Andrew Goldberg, known as the semi-official Jewish chronicler for PBS, produced the one-hour program and brought his expertise from previous acclaimed productions such as “The Yiddish World Remembered,” “Anti-Semitism in the 21st Century: The Resurgence,” and “Jerusalem: Center of the World.”
The film is narrated by Emmy Award-winning journalist Martha Teichner of CBS News. It features interviews with top scholars in Jewish history, notable Jewish-American writers and many immigrants themselves detailing the varied stories of migration through the last five centuries, with a rarely explored look at the actual journeys to get here.
The first Jews to arrive in what became the United States were 23 Sephardim fleeing the Portuguese-imposed Inquisition in Brazil.
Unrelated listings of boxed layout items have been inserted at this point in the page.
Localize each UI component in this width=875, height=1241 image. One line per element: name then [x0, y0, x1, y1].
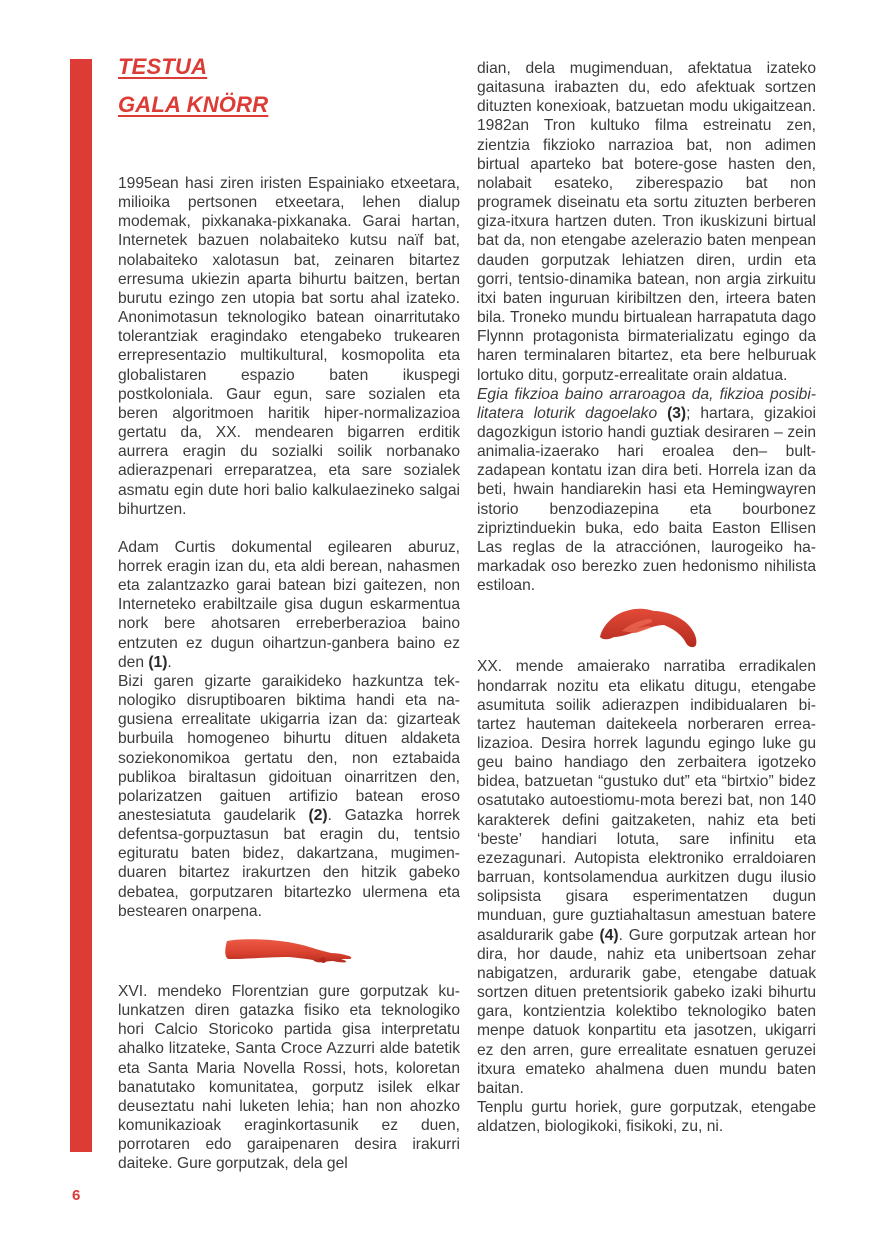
red-arm-illustration: [118, 924, 460, 978]
paragraph: [118, 538, 460, 672]
paragraph-text: Bizi garen gizarte garaikideko hazkuntza teknologiko disruptiboaren biktima handi eta nagusiena errealitate ukigarria izan da: gizarteak burbuila homogeneo bihurtu dituen aldaketa soziekonomikoa gertatu den, non eztabaida publikoa biraltasun gidoituan oinarritzen den, polarizatzen gaituen artifizio batean eroso anestesiatuta gaudelarik: [118, 672, 460, 824]
page-number: 6: [72, 1187, 81, 1204]
italic-quote: Egia fikzioa baino arraroagoa da, fikzioa posibilitatera loturik dagoelako: [477, 385, 816, 422]
accent-sidebar-bar: [70, 59, 92, 1152]
footnote-ref-1: (1): [148, 653, 168, 671]
paragraph: [477, 385, 816, 596]
paragraph-text: . Gure gorputzak artean hor dira, hor daude, nahiz eta unibertsoan zehar nabigatzen, ardurarik gabe, etengabe datuak sortzen dituen pretentsiorik gabeko izaki bihurtu gara, kontzientzia kolektibo teknologiko baten menpe datuok konpartitu eta jasotzen, ukigarri ez den arren, gure errealitate esnatuen geruzei itxura emateko ahalmena duen mundu baten baitan.: [477, 926, 816, 1097]
paragraph: dian, dela mugimenduan, afektatua izateko gaitasuna irabazten du, edo afektuak sortzen dituzten konexioak, batzuetan modu ukigaitzean. 1982an Tron kultuko filma estreinatu zen, zientzia fikzioko narrazioa bat, non adimen birtual aparteko bat botere-gose hasten den, nolabait esateko, ziberespazio bat non programek diseinatu eta sortu zituzten berberen giza-itxura hartzen duten. Tron ikuskizuni birtual bat da, non etengabe azelerazio baten menpean dauden gorputzak lehiatzen diren, urdin eta gorri, tentsio-dinamika batean, non argia zirkuitu itxi baten inguruan kiribiltzen den, irteera baten bila. Troneko mundu birtualean harrapatuta dago Flynnn protagonista birmaterializatu egingo da haren terminalaren bitartez, eta bere helburuak lortuko ditu, gorputz-errealitate orain aldatua.: [477, 60, 816, 384]
footnote-ref-3: (3): [667, 404, 687, 422]
paragraph-text: . Gatazka horrek defentsa-gorpuztasun bat eragin du, tentsio egituratu baten bidez, dakartzana, mugimenduaren bitartez irakurtzen den hitzik gabeko debatea, gorputzaren bitartezko ulermena eta bestearen onarpena.: [118, 807, 460, 920]
paragraph: 1995ean hasi ziren iristen Espainiako etxeetara, milioika pertsonen etxeetara, lehen dialup modemak, pixkanaka-pixkanaka. Garai hartan, Internetek bazuen nolabaiteko kutsu naïf bat, nolabaiteko xalotasun bat, zeinaren bitartez erresuma ukiezin aparta bihurtu baitzen, bertan burutu ezingo zen utopia bat sortu ahal izateko. Anonimotasun teknologiko batean oinarritutako tolerantziak eragindako etengabeko trukearen errepresentazio multikultural, kosmopolita eta globalistaren espazio baten ikuspegi postkoloniala. Gaur egun, sare sozialen eta beren algoritmoen haritik hiper-normalizazioa gertatu da, XX. mendearen bigarren erditik aurrera eragin du sozialki soilik norbanako adierazpenari erreparatzea, eta sare sozialek asmatu egin dute hori balio kalkulaezineko salgai bihurtzen.: [118, 175, 460, 518]
footnote-ref-4: (4): [599, 926, 619, 944]
paragraph-text: ; hartara, gizakioi dagozkigun istorio handi guztiak desiraren – zein animalia-izaerako hari eroalea den– bultzadapean kontatu izan dira beti. Horrela izan da beti, hwain handiarekin hasi eta Hemingwayren istorio benzodiazepina eta bourbonez zipriztinduekin buka, edo baita Easton Ellisen Las reglas de la atracciónen, laurogeiko hamarkadak oso berezko zuen hedonismo nihilista estiloan.: [477, 404, 816, 595]
section-label: TESTUA: [118, 54, 208, 79]
paragraph: Tenplu gurtu horiek, gure gorputzak, etengabe aldatzen, biologikoki, fisikoki, zu, ni.: [477, 1098, 816, 1136]
author-name: GALA KNÖRR: [118, 92, 269, 117]
left-column: [118, 174, 460, 1174]
paragraph: XVI. mendeko Florentzian gure gorputzak kulunkatzen diren gatazka fisiko eta teknologiko hori Calcio Storicoko partida gisa interpretatu ahalko litzateke, Santa Croce Azzurri alde batetik eta Santa Maria Novella Rossi, hots, koloretan banatutako komunitatea, gorputz isilek elkar deuseztatu nahi luketen lehia; han non ahozko komunikazioak eraginkortasunik ez duen, porrotaren edo garaipenaren desira irakurri daiteke. Gure gorputzak, dela gel: [118, 982, 460, 1173]
footnote-ref-2: (2): [308, 807, 328, 824]
arm-reaching-icon: [223, 935, 355, 967]
paragraph: [477, 657, 816, 1098]
red-hands-illustration: [477, 597, 816, 655]
hands-clasping-icon: [592, 603, 702, 649]
paragraph-text: Adam Curtis dokumental egilearen aburuz, horrek eragin izan du, eta aldi berean, nahasmen eta zalantzazko garai batean bizi gaitezen, non Interneteko erabiltzaile gisa dugun eskarmentua nork bere ahotsaren erreberberazioa baino entzuten ez dugun oihartzun-ganbera baino ez den: [118, 538, 460, 671]
paragraph: [118, 672, 460, 921]
paragraph-text: XX. mende amaierako narratiba erradikalen hondarrak nozitu eta elikatu ditugu, etengabe asumituta soilik adierazpen indibidualaren bitartez hauteman daitekeela norberaren errealizazioa. Desira horrek lagundu egingo luke gu geu baino handiago den zerbaitera igotzeko bidea, batzuetan “gustuko dut” eta “birtxio” bidez osatutako autoestiomu-mota berezi bat, non 140 karakterek defini gaitzaketen, nahiz eta beti ‘beste’ handiari lotuta, sare infinitu eta ezezagunari. Autopista elektroniko erraldoiaren barruan, kontsolamendua aurkitzen dugu ilusio solipsista gisara esperimentatzen dugun munduan, gure guztiahaltasun amestuan batere asaldurarik gabe: [477, 658, 816, 944]
paragraph-text: .: [167, 653, 172, 671]
right-column: [477, 59, 816, 1136]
They settled in New Amsterdam, in 1654, which would later become New York.
Following unsuccessful revolutions in Germany and various European nations during the 1840s, and subsequently spurred on by the influx of gold rush fortune seekers, a greater number migrated to the United States. However, by the 1870s, the Jewish population in the U.S. amounted to no more than 200,000 individuals.
The number skyrocketed to more than 4.2 million by 1927, spurred by a massive influx of 1.5 million Jews from Eastern Europe, predominantly Russia, between 1880 and 1910.
The film also speaks to the Jewish penchant for founding communities, then splitting and re-forming into even more separate groups — some 17,500 Jewish organizations existed in the U.S. in 1927.
What: “The Jewish Journey: America”
When: Saturday, March 9, at 5:30 p.m. and Monday, March 11, at 12 a.m.